Signs: Cutaneous lesions are usually white, scabby masses
Diagnosis is made by taking skin scrapings and microscopic surveillance. Treatment is Nystatin ointment or topical application of amphotericin B or 1% iodine solution.
Canine Distemper
Because the animals of Ometépe are not vaccinated, the occasional suspected case of canine distemper is seen. This disease first presents with a 1-3 day fever with concurrent suppression of white blood cells. Thick, cloudy ocular-nasal discharge, depression, loss of appetite, and diarrhea are common. Some dogs develop thickened skin on the pads and nose.
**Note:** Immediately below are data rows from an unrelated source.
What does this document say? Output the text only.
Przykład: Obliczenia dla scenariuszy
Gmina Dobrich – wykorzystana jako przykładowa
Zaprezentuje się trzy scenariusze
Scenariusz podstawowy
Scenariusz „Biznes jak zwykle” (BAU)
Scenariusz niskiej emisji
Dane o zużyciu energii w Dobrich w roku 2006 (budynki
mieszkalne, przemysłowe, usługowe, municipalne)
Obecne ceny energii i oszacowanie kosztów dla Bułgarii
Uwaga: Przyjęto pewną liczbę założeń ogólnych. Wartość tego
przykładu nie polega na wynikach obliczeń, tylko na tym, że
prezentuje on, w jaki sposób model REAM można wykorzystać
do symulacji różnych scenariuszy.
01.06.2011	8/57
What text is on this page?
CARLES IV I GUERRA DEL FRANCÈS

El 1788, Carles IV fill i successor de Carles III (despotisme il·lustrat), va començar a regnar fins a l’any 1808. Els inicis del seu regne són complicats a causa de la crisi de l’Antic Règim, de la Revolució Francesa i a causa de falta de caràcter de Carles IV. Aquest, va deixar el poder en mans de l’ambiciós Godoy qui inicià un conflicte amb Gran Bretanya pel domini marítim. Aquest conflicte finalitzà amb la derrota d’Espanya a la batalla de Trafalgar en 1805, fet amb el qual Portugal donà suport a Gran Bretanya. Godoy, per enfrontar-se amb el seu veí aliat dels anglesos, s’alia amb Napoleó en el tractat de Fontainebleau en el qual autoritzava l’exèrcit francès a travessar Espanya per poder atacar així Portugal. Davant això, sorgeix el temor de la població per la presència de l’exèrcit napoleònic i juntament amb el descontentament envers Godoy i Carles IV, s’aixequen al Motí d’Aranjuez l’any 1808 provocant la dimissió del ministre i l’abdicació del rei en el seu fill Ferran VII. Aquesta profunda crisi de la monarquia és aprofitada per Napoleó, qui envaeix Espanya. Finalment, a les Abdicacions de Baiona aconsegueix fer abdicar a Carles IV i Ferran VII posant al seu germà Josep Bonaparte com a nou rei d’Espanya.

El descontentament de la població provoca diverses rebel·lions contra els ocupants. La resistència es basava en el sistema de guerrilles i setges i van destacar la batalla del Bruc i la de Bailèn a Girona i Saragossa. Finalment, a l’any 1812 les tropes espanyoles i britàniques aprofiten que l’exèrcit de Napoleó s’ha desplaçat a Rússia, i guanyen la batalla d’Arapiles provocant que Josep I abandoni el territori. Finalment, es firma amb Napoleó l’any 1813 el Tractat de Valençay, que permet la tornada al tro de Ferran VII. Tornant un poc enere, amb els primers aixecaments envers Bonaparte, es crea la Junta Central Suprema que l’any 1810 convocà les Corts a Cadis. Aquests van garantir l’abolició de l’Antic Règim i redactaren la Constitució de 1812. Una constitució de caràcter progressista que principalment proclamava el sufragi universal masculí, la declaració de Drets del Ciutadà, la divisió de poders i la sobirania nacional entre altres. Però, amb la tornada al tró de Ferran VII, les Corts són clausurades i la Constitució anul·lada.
If the animal survives the inital disease course, nervous system symptoms may develop. These symptoms run from localized twitching in a muscle group to weakness/paralysis to convulsions/seizures. They may last from 10 days up to several weeks or months. Neurological symptoms may disappear and then return.
Treatment generally includes antibiotics for secondary bacterial infections, fluids for dehydration, and anticonvulsants and sedatives for nervous manifestations. Many animals will not respond or recover.
Leptospriosis – ZOONOTIC
The most common transmission of this disease is infected urine contacting mucous membranes, often occurring via contaminated water. The pathogen, Leptospira, localizes in the kidneys and can be shed in urine for months or years. In severe causes, there is sudden onset of weakness, anorexia, vomiting, fever, and mild eye infection. After a few days, the temperature drops and the animal becomes depressed with difficulty breathing and severe thirst. Jaundice may appear as a first symptom or later. Abdominal pain, bloody urine, and urine casts result form kidney infection. Bloody vomiting and diarrhea are common. Chronic kidney disease and infection can result. Mortality is rarely over 10%.
Treatment is with penicillin for symptomatic patients, and tetracycline derivatives or fluorouquinolones for carriers, although diagnosis is likely limited in Nicaragua. Additional treatments are symptomatic (fluids for dehydration, etc.)